There were two driving factors that led me to rebuild the iSCSI-based storage that was currently serving the test lab, instead of continuing to use the Data ONTAP Simulator. First, we had acquired a Gigabit Ethernet backbone for the test lab, and I wasn’t convinced that the Data ONTAP Simulator was taking full advantage of the Gigabit Ethernet NICs I installed in the server. I also wanted to test bonding some NICs together for more throughput, or possibly to try some multipathing. I couldn’t do either of those with the Data ONTAP Simulator. Note that this is not a knock against the Data ONTAP Simulator; it’s not designed or intended for those kinds of things. (It would be great if I could get a real NetApp device in the lab, but I don’t know if that will ever happen.)

After doing some brief research, I settled on using CentOS 4.3 and the iSCSI Enterprise Target (IET). The installation of CentOS was straightforward and simple, and the installation of IET was equally simple, due perhaps to these fairly detailed instructions for installation of RHEL 4 (which are equally applicable to CentOS 4). I heartily recommend, based on my experience so far, using the source RPMs instead of building from source. It made the process easy and (almost) painless.

I setup a 10GB logical volume using LVM2 and configured IET to present it via iSCSI by editing /etc/ietd.conf to show this:

Target iqn.2006-08.com.example:vmware.lun1
    IncomingUser isanuser secretpw
    Lun 0 Path=/dev/VolGroup00/lvol0,Type=fileio

(Obviously, you’d need to adjust this as appropriate for your own installation.)

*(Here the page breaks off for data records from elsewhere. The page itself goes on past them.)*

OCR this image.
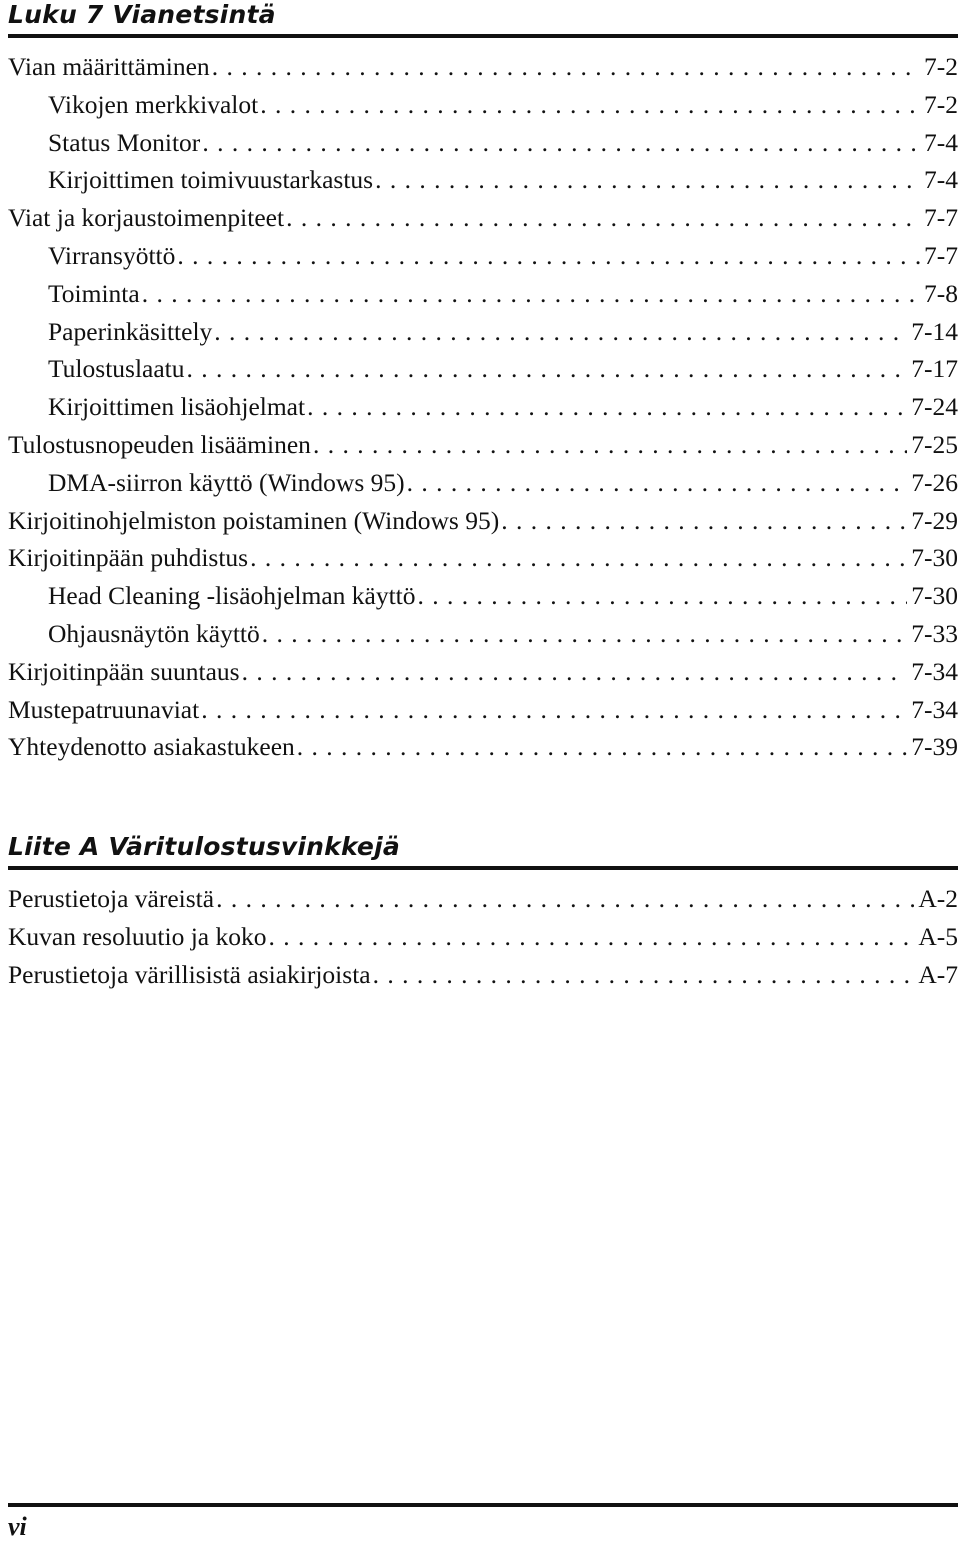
Luku 7 Vianetsintä
Vian määrittäminen . . .	7-2
Vikojen merkkivalot . . .	7-2
Status Monitor . . .	7-4
Kirjoittimen toimivuustarkastus . . .	7-4
Viat ja korjaustoimenpiteet . . .	7-7
Virransyöttö . . .	7-7
Toiminta . . .	7-8
Paperinkäsittely . . .	7-14
Tulostuslaatu . . .	7-17
Kirjoittimen lisäohjelmat . . .	7-24
Tulostusnopeuden lisääminen . . .	7-25
DMA-siirron käyttö (Windows 95) . . .	7-26
Kirjoitinohjelmiston poistaminen (Windows 95) . . .	7-29
Kirjoitinpään puhdistus . . .	7-30
Head Cleaning -lisäohjelman käyttö . . .	7-30
Ohjausnäytön käyttö . . .	7-33
Kirjoitinpään suuntaus . . .	7-34
Mustepatruunaviat . . .	7-34
Yhteydenotto asiakastukeen . . .	7-39
Liite A Väritulostusvinkkejä
Perustietoja väreistä . . .	A-2
Kuvan resoluutio ja koko . . .	A-5
Perustietoja värillisistä asiakirjoista . . .	A-7
vi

Having already learned my lesson regarding the ESX firewall, I ensured that the software iSCSI initiator traffic was allowed outbound before continuing (refer here for more details). Using the Virtual Infrastructure client, I reconfigured the ESX 3 server to see the new iSCSI server, and the new LUN popped up immediately upon a rescan. From there, it was a simple operation to establish a new VMFS datastore on the iSCSI LUN and move a VM to the LUN. That was easy!

The next steps will be to do some performance tuning, test bonding the NICs and/or multipathing, and perform some NFS interoperability tests. (Remember that NFS is also supported by ESX 3 for datastores.)